Public reference result from AutoPenBench / genai-pentest-paper logs:

```text
2,764 tool events audited
1,031 re-reads
37.30% repeated work
548,335 point tokens avoided
3,698,589 carried-context tokens avoided
1,016 protected-lane blocks
0 stale serves
0 false hits
```

Top repeated families in that public run included:

```text
nmap, curl, ssh, msfconsole, searchsploit, find, cat
```

## How To Read The Actions

`LIVE_CALL`

```text
First time seeing this work, or not enough evidence to reuse safely.
```

`EXACT_CACHE`

```text
Same work repeated and protected state still matches. Exact reuse would be safe.
```

`DELTA_SERVE`

```text
Related output repeated, but exact replay is not the right safety choice.
Prior output can still shrink context/reporting burden while staying live-aware.
```

`BLOCK_REUSE`

```text
Repeated work exists, but reuse should be blocked.
```

## Open-Core Model

This repository is MIT-licensed and contains the local audit slice: CLI, schema inspector, sample traces, and JSON/Markdown report generation. HTML output is available, but the main product path is terminal-first.

The paid/commercial layer is CAIRN Runtime: a protected sidecar for production reuse decisions, custom trace mappers, dashboard/history, deployment support, and enterprise licensing.

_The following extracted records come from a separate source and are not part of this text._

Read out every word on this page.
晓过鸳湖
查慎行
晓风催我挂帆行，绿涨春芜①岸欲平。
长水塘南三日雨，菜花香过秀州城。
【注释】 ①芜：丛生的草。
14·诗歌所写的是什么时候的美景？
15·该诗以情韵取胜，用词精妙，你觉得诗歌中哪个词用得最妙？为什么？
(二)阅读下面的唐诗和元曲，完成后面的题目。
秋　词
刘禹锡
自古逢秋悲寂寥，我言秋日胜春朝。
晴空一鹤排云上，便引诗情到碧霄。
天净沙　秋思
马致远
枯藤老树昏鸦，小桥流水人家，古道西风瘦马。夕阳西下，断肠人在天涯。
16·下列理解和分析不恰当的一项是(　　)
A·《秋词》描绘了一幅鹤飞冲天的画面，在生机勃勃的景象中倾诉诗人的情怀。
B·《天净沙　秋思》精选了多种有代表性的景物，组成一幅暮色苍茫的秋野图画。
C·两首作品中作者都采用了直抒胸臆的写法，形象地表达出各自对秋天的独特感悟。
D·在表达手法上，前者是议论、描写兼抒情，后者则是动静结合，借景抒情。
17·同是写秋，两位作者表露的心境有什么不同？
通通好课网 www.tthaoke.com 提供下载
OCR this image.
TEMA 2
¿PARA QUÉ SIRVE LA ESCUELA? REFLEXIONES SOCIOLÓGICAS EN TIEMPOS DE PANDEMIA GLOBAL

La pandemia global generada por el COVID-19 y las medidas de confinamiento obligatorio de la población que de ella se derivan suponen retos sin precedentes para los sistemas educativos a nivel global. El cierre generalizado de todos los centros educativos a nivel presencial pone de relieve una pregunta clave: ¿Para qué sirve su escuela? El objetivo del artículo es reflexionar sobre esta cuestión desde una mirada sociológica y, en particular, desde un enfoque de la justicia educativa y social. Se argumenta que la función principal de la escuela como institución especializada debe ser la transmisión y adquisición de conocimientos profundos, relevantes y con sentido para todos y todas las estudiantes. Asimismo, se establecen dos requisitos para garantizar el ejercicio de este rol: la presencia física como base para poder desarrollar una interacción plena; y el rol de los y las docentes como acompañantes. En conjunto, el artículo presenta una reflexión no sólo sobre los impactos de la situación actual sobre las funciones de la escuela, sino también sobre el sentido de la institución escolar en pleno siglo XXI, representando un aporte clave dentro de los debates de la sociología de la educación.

See [Open-Core Model](OPEN_CORE.md).

## Product Direction

This repository is the audit slice, not the full CAIRN runtime product.

Design-partner path:

1. **Offline audit**: run CAIRN on existing AI-pentest traces and measure the
   repeated-work signal.
2. **Local dashboard**: review repeated tool families, stale-risk examples, and
   savings over time without raw logs leaving the customer environment.
3. **Protected runtime sidecar**: integrate around one high-volume tool family.
   CAIRN observes tool calls plus target/session state, exact-caches only inside
   safe provenance cells, delta-serves when appropriate, and falls back live when
   state changed or is uncertain.

The goal is not to replay pentest results blindly. The goal is to reduce
repeated context/tool-output cost while refusing stale replay across protected
target/session changes.

## Boundaries

CAIRN Security Agent Audit is:

- local,
- audit-only,
- trace/report oriented,
- designed to avoid stale replay.

It is not a vulnerability scanner, pentest runner, live target automation, or
production serving layer.

## License

MIT License. See [LICENSE](LICENSE).

Commercial CAIRN Runtime, private integrations, managed deployments, support, and enterprise licensing are separate from this open audit package. See [Open-Core Model](OPEN_CORE.md).